Observation data (Epoch J2000)
- Constellation: Pegasus
- Right ascension: 22^{h} 53^{m} 57.7^{s}
- Declination: +16° 08′ 53.6″
- Redshift: 0.859001 ± 0.000170
- Distance: 7.7 Gly
- Type: Blazar/Quasar
- Apparent magnitude (V): 16.1

= 3C 454.3 =

Blazar and strong gamma ray source

3C 454.3 is a blazar (a type of quasar with a jet oriented toward Earth) located away from the galactic plane. It is one of the brightest gamma ray sources in the sky, and is one of the most luminous astronomical objects ever observed, with a maximum absolute magnitude of -31.4. It has the brightest blazar gamma ray flare recorded, twice as bright as the Vela Pulsar in the Milky Way galaxy. It also flares at radio and visible wavelengths – in red light, the blazar brightened by more than 2.5 times to magnitude 13.7 – and it is very bright at high radio frequencies.

It appears in Pegasus, near Alpha Pegasi (Markab). It has been known to occasionally outburst, brightening to a peak apparent magnitude of 13.4 in June 2014.
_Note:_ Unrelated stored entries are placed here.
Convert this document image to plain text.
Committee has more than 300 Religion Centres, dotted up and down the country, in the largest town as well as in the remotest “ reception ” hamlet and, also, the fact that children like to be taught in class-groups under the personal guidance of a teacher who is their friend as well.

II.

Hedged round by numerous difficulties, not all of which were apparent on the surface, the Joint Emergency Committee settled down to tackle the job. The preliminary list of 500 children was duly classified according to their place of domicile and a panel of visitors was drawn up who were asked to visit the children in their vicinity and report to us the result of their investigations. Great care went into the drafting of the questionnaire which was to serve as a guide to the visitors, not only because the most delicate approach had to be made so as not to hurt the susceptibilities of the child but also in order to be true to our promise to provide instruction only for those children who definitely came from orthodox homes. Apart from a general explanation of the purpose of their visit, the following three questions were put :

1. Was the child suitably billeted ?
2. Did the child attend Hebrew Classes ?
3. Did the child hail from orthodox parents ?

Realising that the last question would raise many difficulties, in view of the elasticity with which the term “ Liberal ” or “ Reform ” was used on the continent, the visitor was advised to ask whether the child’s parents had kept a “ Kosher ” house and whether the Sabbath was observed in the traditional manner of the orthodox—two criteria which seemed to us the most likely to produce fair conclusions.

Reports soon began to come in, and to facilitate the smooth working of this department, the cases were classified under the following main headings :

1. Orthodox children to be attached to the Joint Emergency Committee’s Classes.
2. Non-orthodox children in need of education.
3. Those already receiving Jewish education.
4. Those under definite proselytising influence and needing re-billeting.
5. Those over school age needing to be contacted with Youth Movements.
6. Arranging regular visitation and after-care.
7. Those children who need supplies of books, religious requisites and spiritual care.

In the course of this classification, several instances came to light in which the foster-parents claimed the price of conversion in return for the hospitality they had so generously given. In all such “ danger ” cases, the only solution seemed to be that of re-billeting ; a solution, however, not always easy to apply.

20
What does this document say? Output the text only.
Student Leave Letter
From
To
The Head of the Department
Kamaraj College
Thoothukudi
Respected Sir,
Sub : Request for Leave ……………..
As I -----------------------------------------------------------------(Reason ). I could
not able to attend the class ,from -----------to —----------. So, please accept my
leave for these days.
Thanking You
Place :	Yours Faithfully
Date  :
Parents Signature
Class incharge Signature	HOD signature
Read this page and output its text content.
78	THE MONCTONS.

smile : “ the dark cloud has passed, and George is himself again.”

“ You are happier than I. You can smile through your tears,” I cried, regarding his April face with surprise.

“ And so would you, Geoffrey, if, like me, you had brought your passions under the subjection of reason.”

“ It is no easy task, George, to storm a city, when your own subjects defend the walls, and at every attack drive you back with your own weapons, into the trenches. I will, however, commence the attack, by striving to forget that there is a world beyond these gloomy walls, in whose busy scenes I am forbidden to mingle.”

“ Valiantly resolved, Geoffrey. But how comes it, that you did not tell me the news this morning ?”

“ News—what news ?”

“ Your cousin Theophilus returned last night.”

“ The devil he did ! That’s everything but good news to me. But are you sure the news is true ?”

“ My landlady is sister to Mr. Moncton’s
It is possible that a binary supermassive black hole might lie in the center of 3C 454.3 based on observations. Additionally, it has a bright radio core and radio jet described as one-sided, with its jet components moving in superluminal motion. An arc-structure has also been detected on parsec-scales around the region of its core.

== History ==

In July and August 2007, 3C 454.3 flared to near-historic levels, only two years after its record-breaking 2005 optical flare. Luckily, Spitzer Space Telescope and Chandra X-ray Observatory were already scheduled for simultaneous observations. Swift, RXTE and the new gamma-ray AGILE spacecraft responded to this target of opportunity, and were joined by observatories around the world.

The Fermi Large Area Telescope AGN science group started a multiwavelength campaign for blazar 3C454.3 (2251+158), in July and continuing through August 2007. This Ad Hoc Intensive Campaign (AIC) was prompted by brightening in the radio, optical and X-ray.